2. Regulatory compliance: “ML can’t work in the wild west,” said Laaksonen. “Organisations and regulators need to figure out laws around automated decision-making, something that is more reliable from the human perspective.
“Europe has been proactive in this with GDPR, and it is a strike in the right direction, but it’s difficult to bake regulation into ML production. Banks have to be able to explain automated decision they made six months ago — it’s the output of data and models.
“If the ML model is running in production, currently there is no way to determine what caused it to come to that decision, and this needs to change. You need traceability and, therefore, version control in ML is very important.”
3. Fast on-boarding of teams: Organisations want to grow their developer and ML teams, but have disparate datasets and lots of code. It’s difficult for people to come on board and see projects, whose working on them and identify where the data. “And then there’s the issue of hiring data scientists who are a hot commodity,” continued Laaksonen. “You need the ability to track what they’re doing if they leave, their projects and pipelines etcetera.”
4. Quick experiments: Speed is key, but with ML, it is very much a trial and error approach.

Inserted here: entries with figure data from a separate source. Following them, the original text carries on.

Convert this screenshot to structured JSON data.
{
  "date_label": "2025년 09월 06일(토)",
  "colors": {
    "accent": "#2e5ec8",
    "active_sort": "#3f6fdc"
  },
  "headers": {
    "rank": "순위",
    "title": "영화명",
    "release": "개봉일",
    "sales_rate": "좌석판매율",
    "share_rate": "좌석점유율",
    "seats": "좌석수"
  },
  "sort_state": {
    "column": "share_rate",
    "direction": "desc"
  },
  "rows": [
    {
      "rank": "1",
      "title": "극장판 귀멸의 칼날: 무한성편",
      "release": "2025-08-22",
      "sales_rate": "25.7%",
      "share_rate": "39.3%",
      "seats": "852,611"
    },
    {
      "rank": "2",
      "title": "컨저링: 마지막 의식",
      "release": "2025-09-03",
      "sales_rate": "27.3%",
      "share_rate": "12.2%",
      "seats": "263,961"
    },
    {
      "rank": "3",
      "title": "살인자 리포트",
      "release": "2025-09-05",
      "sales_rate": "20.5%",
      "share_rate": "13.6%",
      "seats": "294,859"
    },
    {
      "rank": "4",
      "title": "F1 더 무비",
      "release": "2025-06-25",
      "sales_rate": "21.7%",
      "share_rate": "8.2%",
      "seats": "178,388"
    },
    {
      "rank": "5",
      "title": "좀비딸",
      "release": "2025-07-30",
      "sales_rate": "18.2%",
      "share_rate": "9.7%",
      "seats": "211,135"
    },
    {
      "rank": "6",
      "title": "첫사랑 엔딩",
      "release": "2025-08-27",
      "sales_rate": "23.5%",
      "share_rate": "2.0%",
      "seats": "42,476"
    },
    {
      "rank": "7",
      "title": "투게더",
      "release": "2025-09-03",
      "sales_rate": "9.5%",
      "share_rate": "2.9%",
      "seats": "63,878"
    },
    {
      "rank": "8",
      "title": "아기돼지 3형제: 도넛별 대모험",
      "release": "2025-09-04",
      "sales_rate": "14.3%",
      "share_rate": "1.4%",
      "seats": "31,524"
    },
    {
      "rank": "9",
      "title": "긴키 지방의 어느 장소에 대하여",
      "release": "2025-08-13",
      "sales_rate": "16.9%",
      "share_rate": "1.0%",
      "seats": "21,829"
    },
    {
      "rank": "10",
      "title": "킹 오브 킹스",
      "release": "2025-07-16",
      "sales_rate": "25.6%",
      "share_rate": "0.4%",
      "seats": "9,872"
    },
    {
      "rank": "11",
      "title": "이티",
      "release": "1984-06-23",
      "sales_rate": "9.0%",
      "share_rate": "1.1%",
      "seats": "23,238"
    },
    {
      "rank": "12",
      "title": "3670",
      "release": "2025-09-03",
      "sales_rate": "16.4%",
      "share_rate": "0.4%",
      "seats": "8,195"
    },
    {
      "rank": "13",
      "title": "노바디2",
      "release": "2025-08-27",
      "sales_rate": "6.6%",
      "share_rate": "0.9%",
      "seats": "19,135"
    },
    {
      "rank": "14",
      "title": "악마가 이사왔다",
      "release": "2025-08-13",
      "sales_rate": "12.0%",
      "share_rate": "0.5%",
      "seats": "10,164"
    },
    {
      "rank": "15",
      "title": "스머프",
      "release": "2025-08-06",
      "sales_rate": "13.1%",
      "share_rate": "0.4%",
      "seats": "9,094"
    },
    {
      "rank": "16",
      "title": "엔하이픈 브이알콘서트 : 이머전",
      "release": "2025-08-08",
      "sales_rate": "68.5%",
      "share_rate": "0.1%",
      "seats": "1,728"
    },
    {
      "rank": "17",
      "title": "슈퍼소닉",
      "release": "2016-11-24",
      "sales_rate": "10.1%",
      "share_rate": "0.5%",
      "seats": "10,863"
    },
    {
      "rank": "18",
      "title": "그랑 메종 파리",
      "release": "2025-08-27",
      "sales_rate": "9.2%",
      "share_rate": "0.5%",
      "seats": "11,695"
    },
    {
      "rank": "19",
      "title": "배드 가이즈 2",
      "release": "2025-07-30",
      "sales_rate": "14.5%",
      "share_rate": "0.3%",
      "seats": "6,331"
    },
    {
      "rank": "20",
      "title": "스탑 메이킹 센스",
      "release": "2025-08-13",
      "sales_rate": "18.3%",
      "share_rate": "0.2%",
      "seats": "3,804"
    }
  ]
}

The only way to try more things with ML is to put more hardware on it, which is quite challenging — every change must be tested with lots of data.
Putting machine learning models into production faster
Valohai, which means Lantern Shark in Finnish, solves these problems as a machine learning platform-as-a-service — it illuminates deep learning and machine learning.
The platform saves the datasets that have been used to run different ML models and shows who is accountable, the experimentation cost and what type of data is being used, among other metrics.
Effectively, the platform fast tracks the trial and error model necessary in machine learning by forking the data pipeline into new models.
“When running on the cloud developers can’t monitor how much processing power you’re using. With our platform you can save the outputs and see the results on your data storage. Organisations can test different ML models on saved datasets from different sources and can run all the executions automatically with autoscaling on different cloud hosting providers,” explained Laaksonen.
The aim is to move from raw data to production faster, and the platform gives organisations the ability to rerun the data pipeline, retrain the model and deploy it.
“We’re at the phase where businesses will deploy ML on their own, before realising they need specialists” — Laaksonen
There are a number of use cases, and Laaksonen referred to one of Valohai’s customers, TwoHat Security, which is building a model to stop distribution of child pornography. TwoHat Security is working with Canada’s law enforcement and universities to build a machine vision model to detect sexual abuse material from darknets and other hard to reach places of the internet on top of Valohai’s platform.
There are also other applications for predictive maintenance, predicting risks in financial services and with telecommunications for forecasting the location of future towers.